Egoísmo sem fim seria se colocasse moleza nos gestos, ou se distante ouvisse os medos de S. perante a viagem, M. queria era que tudo desse certo e no fim foi isso que aconteceu. Tanto que quando aquele coração de mulher tremia na incerteza, M. também quebrava completamente, mas arremessava a sua voz como pura confiança, a custo da morte do pessimista que vivia lá em seu íntimo. Sim, era uma mentira, algum mais apressado diria, mas ele nunca inventara facilidades e paisagens cor-de-rosa, só queria preparar a fúria que S. para ele sempre teve, e que jazia adormecida, apenas a esperar os desafios que a vida ingratamente distribui para despertar. Assim no aeroporto a abraçara mais forte do que jamais tinha abraçado e entre despedidas disse "Força!", era uma palavra horrível de se dizer - dissesse eu te amo, ou te adoro, morrerei de saudades, mas não força, alegaria um poeta da pieguice, mas para M. nenhuma palavra outra valeria a pena ser dita, queria ver S. voar ainda mais alto, mesmo que para longe de sua vista, mesmo que nunca mais possa cingi-la pela cintura e levantá-la e assim ir caminhando para o quarto, para onde você tá me levando, ela sempre perguntava rindo com sabor de malícia.

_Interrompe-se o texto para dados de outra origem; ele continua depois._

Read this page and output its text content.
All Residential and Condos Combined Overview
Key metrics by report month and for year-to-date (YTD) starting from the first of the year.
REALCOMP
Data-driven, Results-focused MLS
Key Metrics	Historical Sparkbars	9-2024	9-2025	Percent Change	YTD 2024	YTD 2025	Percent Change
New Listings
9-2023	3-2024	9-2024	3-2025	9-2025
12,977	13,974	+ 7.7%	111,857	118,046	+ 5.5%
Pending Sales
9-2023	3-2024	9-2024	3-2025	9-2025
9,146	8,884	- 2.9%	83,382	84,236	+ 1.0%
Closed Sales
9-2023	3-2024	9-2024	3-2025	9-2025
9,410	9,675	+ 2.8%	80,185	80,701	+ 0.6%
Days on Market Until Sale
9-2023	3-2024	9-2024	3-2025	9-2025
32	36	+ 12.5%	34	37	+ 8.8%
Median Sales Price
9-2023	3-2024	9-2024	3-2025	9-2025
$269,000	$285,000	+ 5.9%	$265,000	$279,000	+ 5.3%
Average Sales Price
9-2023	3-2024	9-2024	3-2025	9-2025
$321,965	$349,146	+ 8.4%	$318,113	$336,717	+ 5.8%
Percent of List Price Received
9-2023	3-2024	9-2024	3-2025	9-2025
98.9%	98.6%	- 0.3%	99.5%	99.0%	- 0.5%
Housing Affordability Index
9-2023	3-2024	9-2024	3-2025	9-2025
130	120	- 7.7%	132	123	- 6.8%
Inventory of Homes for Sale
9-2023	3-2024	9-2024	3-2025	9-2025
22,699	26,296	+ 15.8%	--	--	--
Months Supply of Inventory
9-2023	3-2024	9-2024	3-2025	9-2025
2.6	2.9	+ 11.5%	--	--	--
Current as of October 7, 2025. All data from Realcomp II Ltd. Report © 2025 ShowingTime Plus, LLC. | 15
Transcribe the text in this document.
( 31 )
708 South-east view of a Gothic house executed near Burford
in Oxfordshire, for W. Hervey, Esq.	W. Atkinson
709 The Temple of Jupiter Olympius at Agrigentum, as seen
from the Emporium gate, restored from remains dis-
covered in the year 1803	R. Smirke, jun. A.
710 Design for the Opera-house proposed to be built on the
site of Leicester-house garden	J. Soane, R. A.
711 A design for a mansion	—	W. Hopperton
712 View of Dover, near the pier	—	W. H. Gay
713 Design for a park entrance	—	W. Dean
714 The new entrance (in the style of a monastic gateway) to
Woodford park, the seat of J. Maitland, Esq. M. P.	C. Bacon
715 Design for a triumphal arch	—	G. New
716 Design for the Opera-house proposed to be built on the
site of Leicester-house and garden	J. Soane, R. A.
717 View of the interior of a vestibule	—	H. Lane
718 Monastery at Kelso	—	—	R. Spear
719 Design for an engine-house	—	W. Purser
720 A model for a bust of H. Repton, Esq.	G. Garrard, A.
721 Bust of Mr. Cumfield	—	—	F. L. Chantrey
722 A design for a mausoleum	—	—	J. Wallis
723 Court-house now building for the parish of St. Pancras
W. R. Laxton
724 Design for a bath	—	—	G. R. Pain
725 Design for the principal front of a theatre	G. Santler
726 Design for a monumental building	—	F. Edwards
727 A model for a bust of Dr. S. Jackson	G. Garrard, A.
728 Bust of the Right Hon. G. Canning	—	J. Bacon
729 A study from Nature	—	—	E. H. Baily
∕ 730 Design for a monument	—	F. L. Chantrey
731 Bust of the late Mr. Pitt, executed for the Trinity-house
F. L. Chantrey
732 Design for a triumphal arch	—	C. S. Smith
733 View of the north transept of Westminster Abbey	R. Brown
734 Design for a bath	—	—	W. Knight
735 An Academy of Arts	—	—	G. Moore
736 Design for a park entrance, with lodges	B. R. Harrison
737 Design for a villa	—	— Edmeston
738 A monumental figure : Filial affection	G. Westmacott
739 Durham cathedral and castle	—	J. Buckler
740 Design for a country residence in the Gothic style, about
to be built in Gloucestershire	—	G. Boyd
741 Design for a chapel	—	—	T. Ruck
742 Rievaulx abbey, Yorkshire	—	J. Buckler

Dizer força assim, em uma despedida que não se quer, onde dois que eram um são feitos dois novamente e jogados para longe um do outro, era para S. algo mesmo incompreensível, mas nas primeiras dificuldades no novo cotidiano ela soube, repentinamente, tudo o que M. quis significar quando pronunciou aquela palavra esquisita, e achou que seria bom tê-lo por perto novamente, senti-lo quente e com uma intensidade quase violenta, S. chegou a suspirar ao pensar nisso, e desejou aquelas longas conversas, aquele adormecer juntos sem a pressa de um vôo, apenas perder-se entre cobertores que cheiram sono, e quis então ela e M. livres, absolutamente livres, distantes da crueldade das grandes partidas, de toques de celular que amedrontam os corações, de qualquer coisa que faça em pedaços aqueles dias que não saem da sua memória e que jamais deveriam acabar.